Konstantin Kokoshkin / Global Look Press
Репрессивная государственная машина в короткие сроки после начала войны с Украиной смогла подавить попытки российского общества самоорганизоваться в антивоенные движения. Независимые СМИ в России были разгромлены, политики и активисты арестованы или выдавлены из страны. Тем временем к Москве предъявляют больше всего претензий как со стороны политических эмигрантов, так и жителей российских регионов — за то, что она продолжает жить в «своем отдельном мире», не замечает войны и ведет праздный образ жизни. Republic поговорил с не поддерживающими войну москвичами о том, как изменилась жизнь в российской столице, что происходит со столичным обществом и почему оно боится репрессий больше, чем беспилотников и ракет.
«У них, у чекистов, всегда такая манера — они начинают издалека»
Марина (имя изменено), 56 лет
Из-за своей антивоенной позиции, которую я не скрывала, я потеряла работу. Я работала в крупнейшем медицинском и научном центре федерального значения в Москве, я называть его не буду, но по описанию можно догадаться, о чем речь.
Центр состоит из пяти научных институтов, три из них — клинические, где лечат пациентов, и два занимаются фундаментальной наукой. Это гигантский отряд ученых, там сосредоточена практически вся российская онкологическая наука. И там есть отдел эфэсбэшников. Они функционируют в любом научном учреждении, как было и в советское время. В любом учреждении, где идут какие-то научные разработки, задача ФСБ — следить за учеными, чтобы те не сливали свои разработки на Запад. Еще они обязаны приглядывать за всеми остальными сотрудниками, такими, как я.
В общем, еще до войны, году в 2021-м, ко мне на рабочее место пришел дяденька с папочкой и сел напротив меня. У них, у чекистов, всегда такая манера — они начинают издалека. Зашел, в окно посмотрел: сегодня, говорит, с утра хмуро, у вас тут что-то темновато, что-то с освещением, зрение можно испортить. Такая метода, хотят так контакт установить.
Я сначала подумала, это какой-то «безопасник» к руководителю нашего отдела. Но он к делу: «А давайте поговорим о вашем фейсбуке*». А я там открыто критиковала Путина и его режим. В общем, долго мы беседовали. В итоге я пообещала, что если они не выгонят меня с работы, я заткнусь и не буду называть Путина «хуйлом» и всякими плохими словами, не буду писать про Навального.

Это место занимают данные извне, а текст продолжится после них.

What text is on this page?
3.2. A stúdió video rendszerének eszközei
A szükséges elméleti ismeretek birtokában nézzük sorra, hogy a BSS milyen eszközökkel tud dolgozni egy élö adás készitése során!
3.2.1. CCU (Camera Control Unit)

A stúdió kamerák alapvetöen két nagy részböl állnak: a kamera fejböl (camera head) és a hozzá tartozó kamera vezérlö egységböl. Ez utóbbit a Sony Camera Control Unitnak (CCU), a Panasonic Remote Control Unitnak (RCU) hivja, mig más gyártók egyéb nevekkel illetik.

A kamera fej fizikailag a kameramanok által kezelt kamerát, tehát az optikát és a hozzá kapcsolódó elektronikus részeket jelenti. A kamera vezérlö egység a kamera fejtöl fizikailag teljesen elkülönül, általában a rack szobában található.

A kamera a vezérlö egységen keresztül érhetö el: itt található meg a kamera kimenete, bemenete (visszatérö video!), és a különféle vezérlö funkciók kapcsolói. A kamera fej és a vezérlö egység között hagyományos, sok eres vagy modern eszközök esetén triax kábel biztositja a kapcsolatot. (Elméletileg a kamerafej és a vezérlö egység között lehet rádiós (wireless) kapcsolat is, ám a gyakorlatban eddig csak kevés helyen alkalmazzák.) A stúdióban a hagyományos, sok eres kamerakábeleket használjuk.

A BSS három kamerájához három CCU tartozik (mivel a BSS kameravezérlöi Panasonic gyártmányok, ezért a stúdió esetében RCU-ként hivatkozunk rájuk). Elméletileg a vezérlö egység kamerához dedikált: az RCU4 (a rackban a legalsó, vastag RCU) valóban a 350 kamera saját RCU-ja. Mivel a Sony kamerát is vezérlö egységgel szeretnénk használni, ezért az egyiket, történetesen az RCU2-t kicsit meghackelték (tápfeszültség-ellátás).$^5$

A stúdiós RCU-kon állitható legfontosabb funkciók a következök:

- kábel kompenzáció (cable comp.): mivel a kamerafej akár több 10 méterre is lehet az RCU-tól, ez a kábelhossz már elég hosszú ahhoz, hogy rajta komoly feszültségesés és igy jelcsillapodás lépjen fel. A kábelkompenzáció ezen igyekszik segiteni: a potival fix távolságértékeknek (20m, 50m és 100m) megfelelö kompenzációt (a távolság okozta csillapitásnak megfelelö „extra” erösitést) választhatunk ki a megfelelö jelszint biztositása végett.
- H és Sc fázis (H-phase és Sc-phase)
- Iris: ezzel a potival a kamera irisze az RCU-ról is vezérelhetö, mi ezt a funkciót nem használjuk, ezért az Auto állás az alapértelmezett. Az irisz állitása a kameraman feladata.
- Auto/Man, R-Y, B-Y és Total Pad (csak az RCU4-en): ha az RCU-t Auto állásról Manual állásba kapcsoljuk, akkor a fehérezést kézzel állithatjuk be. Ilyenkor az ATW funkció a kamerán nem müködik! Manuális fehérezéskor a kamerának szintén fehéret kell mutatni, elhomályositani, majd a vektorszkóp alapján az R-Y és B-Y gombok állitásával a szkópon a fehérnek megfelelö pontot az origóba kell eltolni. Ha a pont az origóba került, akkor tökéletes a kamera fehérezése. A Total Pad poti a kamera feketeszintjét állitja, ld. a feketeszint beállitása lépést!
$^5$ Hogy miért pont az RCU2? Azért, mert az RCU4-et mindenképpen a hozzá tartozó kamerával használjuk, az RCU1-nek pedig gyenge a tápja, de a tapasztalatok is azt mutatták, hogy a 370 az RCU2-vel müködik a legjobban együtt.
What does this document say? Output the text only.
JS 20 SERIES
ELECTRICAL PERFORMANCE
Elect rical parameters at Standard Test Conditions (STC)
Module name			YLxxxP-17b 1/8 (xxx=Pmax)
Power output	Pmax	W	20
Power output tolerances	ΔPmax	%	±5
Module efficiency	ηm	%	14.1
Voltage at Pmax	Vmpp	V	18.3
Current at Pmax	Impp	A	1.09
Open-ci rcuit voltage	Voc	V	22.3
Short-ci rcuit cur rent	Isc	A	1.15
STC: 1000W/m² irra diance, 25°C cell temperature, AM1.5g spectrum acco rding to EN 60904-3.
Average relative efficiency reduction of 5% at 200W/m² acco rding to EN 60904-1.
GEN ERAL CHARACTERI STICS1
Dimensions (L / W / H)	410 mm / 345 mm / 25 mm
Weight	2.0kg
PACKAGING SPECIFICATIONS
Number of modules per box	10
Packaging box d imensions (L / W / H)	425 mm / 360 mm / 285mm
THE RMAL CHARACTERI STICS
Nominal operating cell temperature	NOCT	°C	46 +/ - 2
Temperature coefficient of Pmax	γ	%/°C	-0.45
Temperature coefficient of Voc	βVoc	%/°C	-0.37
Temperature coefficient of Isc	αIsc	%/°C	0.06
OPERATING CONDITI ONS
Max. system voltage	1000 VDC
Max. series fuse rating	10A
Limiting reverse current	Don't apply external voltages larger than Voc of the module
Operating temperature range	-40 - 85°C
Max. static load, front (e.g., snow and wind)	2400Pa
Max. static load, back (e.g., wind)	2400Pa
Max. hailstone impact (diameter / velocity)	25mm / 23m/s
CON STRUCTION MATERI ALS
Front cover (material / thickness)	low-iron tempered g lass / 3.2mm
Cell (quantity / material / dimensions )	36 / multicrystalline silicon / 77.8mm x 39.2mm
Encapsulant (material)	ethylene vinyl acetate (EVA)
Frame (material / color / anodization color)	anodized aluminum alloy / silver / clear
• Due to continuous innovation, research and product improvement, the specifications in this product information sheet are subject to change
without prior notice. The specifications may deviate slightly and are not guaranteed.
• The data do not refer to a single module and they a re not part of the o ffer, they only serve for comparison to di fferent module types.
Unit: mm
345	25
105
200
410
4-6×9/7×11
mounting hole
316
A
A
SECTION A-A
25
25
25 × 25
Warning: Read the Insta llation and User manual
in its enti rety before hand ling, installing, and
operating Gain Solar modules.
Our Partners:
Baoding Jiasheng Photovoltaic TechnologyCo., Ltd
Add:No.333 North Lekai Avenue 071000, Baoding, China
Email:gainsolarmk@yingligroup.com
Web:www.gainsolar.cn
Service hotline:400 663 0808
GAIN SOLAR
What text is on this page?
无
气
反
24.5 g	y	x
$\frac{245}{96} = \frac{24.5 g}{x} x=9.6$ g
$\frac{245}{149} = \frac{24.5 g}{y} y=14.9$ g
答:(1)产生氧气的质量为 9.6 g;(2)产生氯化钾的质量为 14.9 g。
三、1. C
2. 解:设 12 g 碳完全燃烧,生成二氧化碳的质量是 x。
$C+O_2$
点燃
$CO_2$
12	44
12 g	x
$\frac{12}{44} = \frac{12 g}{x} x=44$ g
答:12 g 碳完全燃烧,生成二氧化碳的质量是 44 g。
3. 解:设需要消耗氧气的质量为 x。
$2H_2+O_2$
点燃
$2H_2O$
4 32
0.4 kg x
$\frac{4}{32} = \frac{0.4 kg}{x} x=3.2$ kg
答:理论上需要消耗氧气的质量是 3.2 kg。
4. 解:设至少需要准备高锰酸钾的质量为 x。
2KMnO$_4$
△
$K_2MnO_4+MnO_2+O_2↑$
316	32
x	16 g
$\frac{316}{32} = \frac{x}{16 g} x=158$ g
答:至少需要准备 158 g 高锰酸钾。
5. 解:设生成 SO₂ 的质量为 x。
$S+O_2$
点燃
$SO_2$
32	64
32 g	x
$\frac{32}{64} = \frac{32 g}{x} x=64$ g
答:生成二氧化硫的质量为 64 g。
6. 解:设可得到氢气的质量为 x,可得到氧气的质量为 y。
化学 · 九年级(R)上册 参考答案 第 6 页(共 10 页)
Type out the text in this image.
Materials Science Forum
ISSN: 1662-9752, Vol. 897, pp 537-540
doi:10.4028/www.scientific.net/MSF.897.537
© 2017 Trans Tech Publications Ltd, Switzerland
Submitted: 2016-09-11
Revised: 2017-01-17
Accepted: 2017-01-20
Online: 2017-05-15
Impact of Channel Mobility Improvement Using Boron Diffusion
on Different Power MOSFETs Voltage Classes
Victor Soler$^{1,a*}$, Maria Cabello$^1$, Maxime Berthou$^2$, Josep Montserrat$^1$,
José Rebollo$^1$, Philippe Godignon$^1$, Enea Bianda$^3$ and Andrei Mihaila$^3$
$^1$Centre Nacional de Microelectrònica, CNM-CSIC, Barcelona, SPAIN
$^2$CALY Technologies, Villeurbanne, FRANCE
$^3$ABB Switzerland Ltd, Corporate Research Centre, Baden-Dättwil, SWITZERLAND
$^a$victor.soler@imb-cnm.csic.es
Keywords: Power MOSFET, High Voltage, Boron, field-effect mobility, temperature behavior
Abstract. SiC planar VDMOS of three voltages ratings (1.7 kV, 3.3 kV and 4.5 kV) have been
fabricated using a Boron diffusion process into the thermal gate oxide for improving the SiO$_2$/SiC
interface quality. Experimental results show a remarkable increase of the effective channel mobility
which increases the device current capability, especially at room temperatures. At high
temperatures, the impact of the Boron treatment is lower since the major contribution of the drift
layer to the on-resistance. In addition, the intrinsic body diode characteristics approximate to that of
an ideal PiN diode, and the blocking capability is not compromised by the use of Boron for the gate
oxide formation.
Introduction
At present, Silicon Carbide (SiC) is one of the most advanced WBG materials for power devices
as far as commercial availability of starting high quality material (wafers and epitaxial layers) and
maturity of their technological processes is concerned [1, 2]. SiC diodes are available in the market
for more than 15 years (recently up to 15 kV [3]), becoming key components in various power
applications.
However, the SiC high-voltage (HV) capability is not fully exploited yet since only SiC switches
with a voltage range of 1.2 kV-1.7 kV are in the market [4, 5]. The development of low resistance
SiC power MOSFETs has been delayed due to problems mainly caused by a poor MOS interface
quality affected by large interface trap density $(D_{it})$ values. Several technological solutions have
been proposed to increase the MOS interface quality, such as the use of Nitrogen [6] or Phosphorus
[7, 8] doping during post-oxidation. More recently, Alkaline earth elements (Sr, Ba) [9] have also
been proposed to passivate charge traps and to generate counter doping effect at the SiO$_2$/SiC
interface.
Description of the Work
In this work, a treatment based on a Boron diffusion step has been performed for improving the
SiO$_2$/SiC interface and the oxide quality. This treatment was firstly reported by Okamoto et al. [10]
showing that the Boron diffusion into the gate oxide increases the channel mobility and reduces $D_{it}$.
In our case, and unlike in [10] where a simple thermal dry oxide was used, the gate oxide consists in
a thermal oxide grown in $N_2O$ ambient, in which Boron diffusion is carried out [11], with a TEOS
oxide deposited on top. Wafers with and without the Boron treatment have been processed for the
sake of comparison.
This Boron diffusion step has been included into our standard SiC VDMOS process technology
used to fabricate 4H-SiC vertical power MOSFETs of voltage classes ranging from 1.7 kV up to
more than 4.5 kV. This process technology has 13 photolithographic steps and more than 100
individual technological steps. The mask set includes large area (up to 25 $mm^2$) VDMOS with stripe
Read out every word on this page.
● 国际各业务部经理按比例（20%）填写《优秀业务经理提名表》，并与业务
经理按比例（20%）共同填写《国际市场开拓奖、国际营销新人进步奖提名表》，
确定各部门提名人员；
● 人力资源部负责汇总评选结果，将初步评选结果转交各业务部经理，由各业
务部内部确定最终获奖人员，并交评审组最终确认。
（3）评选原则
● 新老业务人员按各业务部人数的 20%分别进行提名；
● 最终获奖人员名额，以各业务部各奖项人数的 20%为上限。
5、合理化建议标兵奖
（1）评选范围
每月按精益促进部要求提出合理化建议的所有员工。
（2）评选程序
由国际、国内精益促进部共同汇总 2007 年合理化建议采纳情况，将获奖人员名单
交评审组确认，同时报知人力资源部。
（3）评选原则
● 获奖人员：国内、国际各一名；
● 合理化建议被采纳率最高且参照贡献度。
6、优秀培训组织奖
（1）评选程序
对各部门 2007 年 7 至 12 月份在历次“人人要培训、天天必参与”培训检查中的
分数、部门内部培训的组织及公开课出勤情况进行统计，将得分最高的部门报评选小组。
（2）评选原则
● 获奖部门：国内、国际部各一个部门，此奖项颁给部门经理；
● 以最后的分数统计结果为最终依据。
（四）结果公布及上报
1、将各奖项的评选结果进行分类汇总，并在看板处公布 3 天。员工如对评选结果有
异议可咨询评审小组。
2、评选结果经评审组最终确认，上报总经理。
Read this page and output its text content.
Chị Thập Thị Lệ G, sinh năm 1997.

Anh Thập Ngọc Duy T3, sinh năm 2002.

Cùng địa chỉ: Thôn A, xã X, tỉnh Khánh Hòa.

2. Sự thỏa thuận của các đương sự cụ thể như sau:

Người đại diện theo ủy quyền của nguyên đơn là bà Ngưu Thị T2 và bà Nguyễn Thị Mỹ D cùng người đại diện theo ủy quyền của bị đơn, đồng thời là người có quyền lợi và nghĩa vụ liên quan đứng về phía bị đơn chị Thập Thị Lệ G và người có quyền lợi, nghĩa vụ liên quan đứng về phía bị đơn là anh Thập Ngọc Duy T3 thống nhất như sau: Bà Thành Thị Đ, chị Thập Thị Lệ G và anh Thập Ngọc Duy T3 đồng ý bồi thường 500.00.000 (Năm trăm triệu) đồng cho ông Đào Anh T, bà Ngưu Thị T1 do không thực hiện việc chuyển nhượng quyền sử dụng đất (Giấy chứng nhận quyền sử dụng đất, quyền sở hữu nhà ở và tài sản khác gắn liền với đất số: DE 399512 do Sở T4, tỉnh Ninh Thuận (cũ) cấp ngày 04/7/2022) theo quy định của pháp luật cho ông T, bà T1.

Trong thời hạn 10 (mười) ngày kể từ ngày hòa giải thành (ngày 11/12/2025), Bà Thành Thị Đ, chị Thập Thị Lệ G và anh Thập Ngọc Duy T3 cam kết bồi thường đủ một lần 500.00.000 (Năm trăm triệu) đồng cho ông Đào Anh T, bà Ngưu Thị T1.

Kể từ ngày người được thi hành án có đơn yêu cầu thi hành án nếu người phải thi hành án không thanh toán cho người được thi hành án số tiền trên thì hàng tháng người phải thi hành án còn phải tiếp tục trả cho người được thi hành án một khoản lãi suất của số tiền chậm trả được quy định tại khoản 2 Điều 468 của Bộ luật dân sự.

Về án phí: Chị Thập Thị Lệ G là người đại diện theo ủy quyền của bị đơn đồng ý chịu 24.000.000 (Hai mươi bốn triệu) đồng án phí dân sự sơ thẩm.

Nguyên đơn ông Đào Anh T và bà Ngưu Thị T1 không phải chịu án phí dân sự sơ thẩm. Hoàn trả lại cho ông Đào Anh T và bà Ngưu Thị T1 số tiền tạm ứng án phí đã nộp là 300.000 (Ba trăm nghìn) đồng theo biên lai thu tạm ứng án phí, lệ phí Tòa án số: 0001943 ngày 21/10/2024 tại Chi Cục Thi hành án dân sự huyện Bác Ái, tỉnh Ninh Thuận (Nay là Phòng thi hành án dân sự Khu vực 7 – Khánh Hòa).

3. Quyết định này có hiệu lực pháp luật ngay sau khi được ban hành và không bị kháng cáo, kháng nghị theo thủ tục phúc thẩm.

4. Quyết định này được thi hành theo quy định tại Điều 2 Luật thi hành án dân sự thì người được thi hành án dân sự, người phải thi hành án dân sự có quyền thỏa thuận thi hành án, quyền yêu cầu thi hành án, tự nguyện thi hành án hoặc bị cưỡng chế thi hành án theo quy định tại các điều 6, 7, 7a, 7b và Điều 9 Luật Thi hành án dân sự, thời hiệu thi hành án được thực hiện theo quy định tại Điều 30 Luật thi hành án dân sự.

Кстати, этот чекист, уходя, сказал мне: «А знаете, я с вами во многом согласен». Потом узнала, что он уволился.
Konstantin Kokoshkin / Global Look Press
На некоторое время я замолчала, и про меня, казалось, забыли. Но началась война. Я ходила черного цвета, держалась за стены, когда читала, как женщины и дети укрывались в театре в Мариуполе. До сих пор никто не знает, сколько же там народу было. Может быть, их всех залили бетоном. И я стала писать посты об этом.
Это было накануне 8 марта, самые первые страшные дни войны. На работе мужчины подарили подарок, принесли тортик и с шампанским, а у меня ужасающее совершенно состояние. Один другому говорит: «Я айфон так и не успел купить», второй говорит: «Ничего, скоро все кончится». И я им говорю: «Не кончится». Все были неприятно удивлены, что-то кто-то открыл рот, ведь все они были настроены оптимистично, их волновали только обывательские вещи, из-за войны айфон ушел.
Начальница отдела меня одернула, говорит: «Ну что же вы, весна, все расцветает». Давайте, мол, думать о хорошем, солнышко припекает. Да, говорю, солнышко активно, на полях Украины много трупов, а российские военные почему-то не забирают своих «двухсотых». Воцарилась тягостная пауза, потом коллеги как-то пытались разрядить ситуацию.